食欲素-A和食欲素-B(Ox-A,Ox-B)是由少数起源于下丘脑并广泛投射至大脑的神经元产生的神经肽。食欲素在1998年才被发现,目前已知它能调节多种行为。最显著的是,它们有助于稳定清醒状态,这一作用在发作性睡病和失眠的临床治疗中具有重要意义。食欲素与两种亚型的G蛋白偶联受体(主要是突触后受体),即OXR1和OXR2结合。Ox-A与OXR1结合的主要作用是通过细胞膜阳离子通道介导直接的去极化影响,但各种各样的突触前和突触后的次要作用也逐渐显现。鉴于抑制性γ-氨基丁酸能神经元也会影响食欲素调节的行为,预计这两种系统之间会发生相互作用,但在细胞水平上,人们了解甚少,可能的机制仍不明晰。

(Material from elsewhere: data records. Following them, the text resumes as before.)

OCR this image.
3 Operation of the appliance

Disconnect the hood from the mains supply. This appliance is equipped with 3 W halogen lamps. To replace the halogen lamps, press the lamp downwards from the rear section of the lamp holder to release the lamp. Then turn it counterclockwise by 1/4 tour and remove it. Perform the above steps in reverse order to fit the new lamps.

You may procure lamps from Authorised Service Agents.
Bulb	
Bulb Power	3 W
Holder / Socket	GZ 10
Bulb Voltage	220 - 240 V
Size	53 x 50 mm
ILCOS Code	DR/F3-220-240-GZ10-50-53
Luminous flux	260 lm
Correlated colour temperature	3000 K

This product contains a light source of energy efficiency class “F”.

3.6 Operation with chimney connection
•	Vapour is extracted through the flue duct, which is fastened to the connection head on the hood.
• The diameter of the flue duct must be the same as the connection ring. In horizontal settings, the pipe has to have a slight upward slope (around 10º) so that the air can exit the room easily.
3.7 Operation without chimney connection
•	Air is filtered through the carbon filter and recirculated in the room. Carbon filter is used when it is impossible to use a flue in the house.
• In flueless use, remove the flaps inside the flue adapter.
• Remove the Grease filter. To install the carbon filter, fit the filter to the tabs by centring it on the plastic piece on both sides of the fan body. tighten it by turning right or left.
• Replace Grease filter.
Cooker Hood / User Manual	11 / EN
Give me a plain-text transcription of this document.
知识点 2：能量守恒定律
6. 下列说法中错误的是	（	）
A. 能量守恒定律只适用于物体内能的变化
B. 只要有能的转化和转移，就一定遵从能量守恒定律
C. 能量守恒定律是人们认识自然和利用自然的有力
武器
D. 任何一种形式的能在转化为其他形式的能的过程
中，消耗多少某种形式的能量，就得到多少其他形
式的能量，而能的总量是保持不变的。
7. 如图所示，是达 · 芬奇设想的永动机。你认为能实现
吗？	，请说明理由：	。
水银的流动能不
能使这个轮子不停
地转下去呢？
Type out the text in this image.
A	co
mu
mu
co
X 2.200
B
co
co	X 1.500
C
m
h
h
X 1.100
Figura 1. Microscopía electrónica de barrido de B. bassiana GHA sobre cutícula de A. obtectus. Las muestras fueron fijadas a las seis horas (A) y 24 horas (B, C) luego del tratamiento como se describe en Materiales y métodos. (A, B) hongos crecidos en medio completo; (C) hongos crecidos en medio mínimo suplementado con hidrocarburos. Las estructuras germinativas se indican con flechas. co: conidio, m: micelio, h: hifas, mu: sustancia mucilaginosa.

在此,我们采用表达系统方法来研究Ox-A与大脑主要抑制性神经受体γ-氨基丁酸受体(GABAR)之间可能存在的突触后相互作用的可行性及性质。当用OXR1以及GABAR的α、β和γ亚基转染的人胚肾293(HEK293)细胞暴露于Ox-A时,γ-氨基丁酸诱导的电流受到抑制,且呈钙依赖性。这种抑制与GABAR的β亚基磷酸化增加有关,并且这种抑制本身可被(1)蛋白激酶C和钙调蛋白激酶II的激酶抑制剂以及(2)β亚基丝氨酸409突变为丙氨酸所减弱,丝氨酸409是先前在其他途径的磷酸化依赖性调节中确定的位点。这些结果首次直接支持了Ox-A与GABAR之间突触后相互作用的可行性,表明存在这样一个过程,即Ox-A可促进β亚基的磷酸化,减少γ-氨基丁酸诱导的超极化电流。在这个模型中,Ox-A/GABAR相互作用会使Ox-A的去极化影响增强,这是一种正反馈,例如可能有助于突然觉醒的能力。